Techniques de l’Ingénieur : Quelles sont les principales conclusions de ce rapport ?

François Dulac – Crédit photo François Dulac

François Dulac : Ce rapport vient renforcer les conclusions des précédents rapports sur l’avancée du changement climatique. Il confirme que le réchauffement climatique observé, qui a atteint 1,1°C par rapport au début de l’ère préindustrielle (deuxième moitié du 19ème siècle), est bien dû aux activités humaines. Chaque incrément de réchauffement provoque une hausse disproportionnée des impacts, en particulier une augmentation de la fréquence des événements climatiques extrêmes (canicules, pluies diluviennes, sécheresses…) ainsi que leur intensification.

Ce rapport révèle également que le réchauffement observé n’a pas d’équivalent depuis au moins 2 000 ans, et qu’un certain nombre de phénomènes déjà en route sont irréversibles comme la fonte des glaces, la hausse du niveau de la mer et l’acidification du milieu marin, et ce même si on diminue drastiquement les émissions de gaz à effet de serre pour contenir le réchauffement. Ces phénomènes sont enclenchés et vont se poursuivre sur des siècles, voire au-delà du millénaire.

Les auteurs du rapport ont aussi affiné la « sensibilité climatique », c’est-à-dire l’importance du réchauffement face au doublement de la concentration en CO2 dans l’atmosphère, un niveau qui pourrait être atteint avant la fin du siècle. C’est en effet la tendance sur laquelle nous sommes depuis le début du siècle. Ce doublement conduirait à une augmentation de la température moyenne de 3 degrés (avec une fourchette d’incertitude comprise entre 2,5 et 4°C).

Le rapport montre aussi que l’élévation de la température moyenne à la surface de la terre s’accompagne d’augmentations beaucoup plus fortes des maximas de température, et présente de fortes disparités régionales, avec un réchauffement très accentué sur les continents.

L’objectif ambitieux fixé par la COP21 et l’accord de Paris de limiter le réchauffement à 1,5 degré ne pourra donc pas être tenu ?

Cette hausse sera vraisemblablement atteinte d’ici 2030, et ce même si les émissions étaient dès à présent drastiquement orientées à la baisse. Ce qui se passera après cette date dépendra de notre capacité à limiter les émissions de gaz à effet de serre dans les prochaines années et en particulier le CO2, le principal gaz responsable du réchauffement. Le GIEC a examiné cinq scénarios d’émissions différents. Le plus optimiste se base sur une limitation drastique des émissions afin d’atteindre zéro émission nette de CO2 en 2050. Dans ce cas de figure, les experts prévoient que le réchauffement va rapidement dépasser 1,5 degré, mais devrait ensuite se stabiliser voire revenir à une valeur très légèrement inférieure à la fin du siècle.

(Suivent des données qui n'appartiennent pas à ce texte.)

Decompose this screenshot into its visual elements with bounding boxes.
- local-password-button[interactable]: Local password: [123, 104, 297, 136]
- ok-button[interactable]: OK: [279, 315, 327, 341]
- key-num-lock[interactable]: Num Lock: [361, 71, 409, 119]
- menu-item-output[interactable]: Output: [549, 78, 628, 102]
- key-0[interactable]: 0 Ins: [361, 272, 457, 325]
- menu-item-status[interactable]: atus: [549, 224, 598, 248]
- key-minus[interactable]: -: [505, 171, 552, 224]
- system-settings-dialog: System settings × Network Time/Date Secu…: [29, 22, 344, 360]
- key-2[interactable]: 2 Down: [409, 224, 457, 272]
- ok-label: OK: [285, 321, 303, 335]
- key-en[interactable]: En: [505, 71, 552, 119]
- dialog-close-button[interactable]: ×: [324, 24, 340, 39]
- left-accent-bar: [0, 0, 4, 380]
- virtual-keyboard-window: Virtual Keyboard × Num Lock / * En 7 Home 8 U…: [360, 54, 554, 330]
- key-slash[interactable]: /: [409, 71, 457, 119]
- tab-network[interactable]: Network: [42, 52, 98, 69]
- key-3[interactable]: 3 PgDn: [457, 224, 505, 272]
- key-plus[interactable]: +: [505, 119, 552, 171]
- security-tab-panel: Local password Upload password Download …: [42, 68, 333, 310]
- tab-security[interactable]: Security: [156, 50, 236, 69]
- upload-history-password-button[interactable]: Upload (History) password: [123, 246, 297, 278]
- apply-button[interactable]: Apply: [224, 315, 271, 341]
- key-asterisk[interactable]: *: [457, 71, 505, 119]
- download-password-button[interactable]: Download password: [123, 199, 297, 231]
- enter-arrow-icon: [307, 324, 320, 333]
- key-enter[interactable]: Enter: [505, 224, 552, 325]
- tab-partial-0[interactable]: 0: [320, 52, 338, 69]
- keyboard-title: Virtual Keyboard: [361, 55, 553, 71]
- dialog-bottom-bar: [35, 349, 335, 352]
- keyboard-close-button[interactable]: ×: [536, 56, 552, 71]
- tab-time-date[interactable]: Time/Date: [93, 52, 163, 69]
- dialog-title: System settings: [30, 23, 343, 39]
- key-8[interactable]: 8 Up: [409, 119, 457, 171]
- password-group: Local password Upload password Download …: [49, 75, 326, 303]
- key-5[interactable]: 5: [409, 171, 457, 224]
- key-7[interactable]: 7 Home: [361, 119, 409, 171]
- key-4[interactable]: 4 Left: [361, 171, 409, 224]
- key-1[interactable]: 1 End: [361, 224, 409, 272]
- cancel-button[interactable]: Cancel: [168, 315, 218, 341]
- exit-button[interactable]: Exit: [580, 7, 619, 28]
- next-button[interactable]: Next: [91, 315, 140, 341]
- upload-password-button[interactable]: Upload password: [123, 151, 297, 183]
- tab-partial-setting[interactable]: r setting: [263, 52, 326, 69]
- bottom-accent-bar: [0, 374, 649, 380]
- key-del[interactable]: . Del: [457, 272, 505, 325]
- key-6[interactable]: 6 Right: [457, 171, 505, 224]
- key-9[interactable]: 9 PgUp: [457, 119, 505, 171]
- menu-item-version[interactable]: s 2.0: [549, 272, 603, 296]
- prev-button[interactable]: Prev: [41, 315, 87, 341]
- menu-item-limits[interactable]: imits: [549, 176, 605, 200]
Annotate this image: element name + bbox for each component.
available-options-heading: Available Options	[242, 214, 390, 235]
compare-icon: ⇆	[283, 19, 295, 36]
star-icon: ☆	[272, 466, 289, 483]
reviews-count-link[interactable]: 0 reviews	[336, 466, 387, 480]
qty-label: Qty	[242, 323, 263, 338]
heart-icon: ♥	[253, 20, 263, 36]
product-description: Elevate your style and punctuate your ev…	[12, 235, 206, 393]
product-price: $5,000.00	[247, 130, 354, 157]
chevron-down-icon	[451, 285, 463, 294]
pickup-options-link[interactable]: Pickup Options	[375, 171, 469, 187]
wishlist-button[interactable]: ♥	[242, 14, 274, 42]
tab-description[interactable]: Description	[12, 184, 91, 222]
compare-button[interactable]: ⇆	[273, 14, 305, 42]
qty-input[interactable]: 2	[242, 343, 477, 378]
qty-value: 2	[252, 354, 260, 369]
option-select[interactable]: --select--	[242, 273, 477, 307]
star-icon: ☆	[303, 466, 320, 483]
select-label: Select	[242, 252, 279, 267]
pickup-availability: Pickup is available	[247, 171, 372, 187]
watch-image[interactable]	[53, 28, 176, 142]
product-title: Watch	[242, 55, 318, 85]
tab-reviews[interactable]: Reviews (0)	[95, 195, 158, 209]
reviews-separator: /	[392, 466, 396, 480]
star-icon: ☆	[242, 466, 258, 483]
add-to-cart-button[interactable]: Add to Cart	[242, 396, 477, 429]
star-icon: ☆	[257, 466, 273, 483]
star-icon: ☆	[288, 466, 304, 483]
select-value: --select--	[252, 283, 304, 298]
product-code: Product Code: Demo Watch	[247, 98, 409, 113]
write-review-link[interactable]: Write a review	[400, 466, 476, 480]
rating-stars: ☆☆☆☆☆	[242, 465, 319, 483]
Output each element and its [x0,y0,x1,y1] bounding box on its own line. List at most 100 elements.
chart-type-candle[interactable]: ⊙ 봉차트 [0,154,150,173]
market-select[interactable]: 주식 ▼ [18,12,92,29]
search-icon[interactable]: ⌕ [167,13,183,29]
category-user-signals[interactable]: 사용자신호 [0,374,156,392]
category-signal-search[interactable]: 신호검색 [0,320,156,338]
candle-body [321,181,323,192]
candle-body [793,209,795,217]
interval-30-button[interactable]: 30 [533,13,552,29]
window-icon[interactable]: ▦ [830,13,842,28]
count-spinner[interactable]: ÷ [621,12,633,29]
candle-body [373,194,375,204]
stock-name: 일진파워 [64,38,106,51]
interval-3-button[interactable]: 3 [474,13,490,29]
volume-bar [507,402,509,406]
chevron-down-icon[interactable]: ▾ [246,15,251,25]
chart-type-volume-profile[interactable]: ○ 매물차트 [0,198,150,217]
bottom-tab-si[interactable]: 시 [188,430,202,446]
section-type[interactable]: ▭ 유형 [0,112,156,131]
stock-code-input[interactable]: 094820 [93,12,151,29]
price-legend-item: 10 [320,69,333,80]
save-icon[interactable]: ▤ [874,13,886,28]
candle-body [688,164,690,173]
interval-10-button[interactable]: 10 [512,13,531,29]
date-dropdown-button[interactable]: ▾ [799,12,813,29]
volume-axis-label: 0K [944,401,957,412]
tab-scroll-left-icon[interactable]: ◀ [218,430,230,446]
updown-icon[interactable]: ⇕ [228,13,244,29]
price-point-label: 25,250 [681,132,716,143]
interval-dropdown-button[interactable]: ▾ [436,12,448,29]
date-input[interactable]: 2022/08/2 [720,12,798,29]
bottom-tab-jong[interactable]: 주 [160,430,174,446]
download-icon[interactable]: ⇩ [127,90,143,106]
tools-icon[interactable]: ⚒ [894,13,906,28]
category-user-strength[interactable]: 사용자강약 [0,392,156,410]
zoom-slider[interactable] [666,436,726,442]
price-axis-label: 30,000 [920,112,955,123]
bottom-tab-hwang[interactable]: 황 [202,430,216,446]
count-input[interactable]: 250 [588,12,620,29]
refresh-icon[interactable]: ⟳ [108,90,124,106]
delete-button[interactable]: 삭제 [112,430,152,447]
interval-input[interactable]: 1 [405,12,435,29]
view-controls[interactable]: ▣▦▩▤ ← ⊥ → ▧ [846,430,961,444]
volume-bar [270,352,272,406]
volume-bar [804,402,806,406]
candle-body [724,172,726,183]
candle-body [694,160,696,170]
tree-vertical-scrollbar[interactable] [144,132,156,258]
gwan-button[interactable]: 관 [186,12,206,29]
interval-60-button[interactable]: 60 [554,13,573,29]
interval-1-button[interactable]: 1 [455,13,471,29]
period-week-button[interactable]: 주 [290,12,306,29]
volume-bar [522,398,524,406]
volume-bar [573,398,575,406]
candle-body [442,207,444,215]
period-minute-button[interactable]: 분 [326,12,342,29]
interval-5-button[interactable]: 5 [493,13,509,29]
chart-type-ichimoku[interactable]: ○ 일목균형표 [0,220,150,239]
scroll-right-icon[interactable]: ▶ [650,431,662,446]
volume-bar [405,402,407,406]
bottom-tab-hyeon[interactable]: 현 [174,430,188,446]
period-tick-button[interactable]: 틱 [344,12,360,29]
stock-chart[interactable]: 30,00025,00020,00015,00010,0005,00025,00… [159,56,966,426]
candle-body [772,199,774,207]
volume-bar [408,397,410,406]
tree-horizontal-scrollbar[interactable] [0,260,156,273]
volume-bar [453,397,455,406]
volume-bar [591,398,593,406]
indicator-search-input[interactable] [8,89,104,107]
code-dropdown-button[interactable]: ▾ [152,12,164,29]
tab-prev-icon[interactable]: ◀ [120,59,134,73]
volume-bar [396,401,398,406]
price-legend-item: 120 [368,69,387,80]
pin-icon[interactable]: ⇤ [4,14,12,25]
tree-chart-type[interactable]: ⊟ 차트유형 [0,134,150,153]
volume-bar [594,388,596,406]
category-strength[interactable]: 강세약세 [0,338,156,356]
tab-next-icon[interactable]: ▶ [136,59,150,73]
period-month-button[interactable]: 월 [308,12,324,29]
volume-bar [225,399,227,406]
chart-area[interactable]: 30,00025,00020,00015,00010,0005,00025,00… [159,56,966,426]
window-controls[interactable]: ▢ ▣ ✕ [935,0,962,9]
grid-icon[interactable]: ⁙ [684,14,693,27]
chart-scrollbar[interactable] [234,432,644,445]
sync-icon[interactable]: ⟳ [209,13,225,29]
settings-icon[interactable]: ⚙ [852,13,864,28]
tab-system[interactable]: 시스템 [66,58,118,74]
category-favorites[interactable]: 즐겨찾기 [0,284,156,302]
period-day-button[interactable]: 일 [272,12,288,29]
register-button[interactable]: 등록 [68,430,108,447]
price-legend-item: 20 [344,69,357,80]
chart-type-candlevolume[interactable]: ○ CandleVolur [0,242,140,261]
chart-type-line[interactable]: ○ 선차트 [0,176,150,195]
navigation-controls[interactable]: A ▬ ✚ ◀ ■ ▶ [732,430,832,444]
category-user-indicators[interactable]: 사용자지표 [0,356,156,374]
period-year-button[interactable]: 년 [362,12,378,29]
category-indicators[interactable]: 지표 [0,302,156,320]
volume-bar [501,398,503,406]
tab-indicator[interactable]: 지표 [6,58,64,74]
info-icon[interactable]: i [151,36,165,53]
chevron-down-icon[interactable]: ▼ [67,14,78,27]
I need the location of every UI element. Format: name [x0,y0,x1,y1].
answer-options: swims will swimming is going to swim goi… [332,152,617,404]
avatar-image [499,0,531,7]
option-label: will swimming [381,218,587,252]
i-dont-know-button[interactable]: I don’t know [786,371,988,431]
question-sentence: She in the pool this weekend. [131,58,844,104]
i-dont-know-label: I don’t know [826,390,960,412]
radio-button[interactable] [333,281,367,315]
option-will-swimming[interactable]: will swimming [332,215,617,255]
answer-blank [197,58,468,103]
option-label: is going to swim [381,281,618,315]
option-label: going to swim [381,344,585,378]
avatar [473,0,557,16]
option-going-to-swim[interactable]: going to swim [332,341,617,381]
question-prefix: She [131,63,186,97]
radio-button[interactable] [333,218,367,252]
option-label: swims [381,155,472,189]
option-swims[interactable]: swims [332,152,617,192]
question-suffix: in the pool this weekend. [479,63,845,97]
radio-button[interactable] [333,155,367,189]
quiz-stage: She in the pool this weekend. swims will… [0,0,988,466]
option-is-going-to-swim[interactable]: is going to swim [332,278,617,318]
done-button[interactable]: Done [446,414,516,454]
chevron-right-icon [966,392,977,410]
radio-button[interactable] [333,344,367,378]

Dans le scénario le plus pessimiste, le GIEC a fait des modélisations en projetant cette fois-ci un doublement des émissions de CO2 à l’horizon 2050. Cette hypothèse est loin d’être improbable. Dans ce cas, le réchauffement devrait être supérieur à 4 degrés à la fin du siècle (4,4°C, avec une fourchette d’incertitude de 3,3 à 5,7°C), impliquant un bouleversement climatique.

Quels sont les autres éléments nouveaux du rapport ?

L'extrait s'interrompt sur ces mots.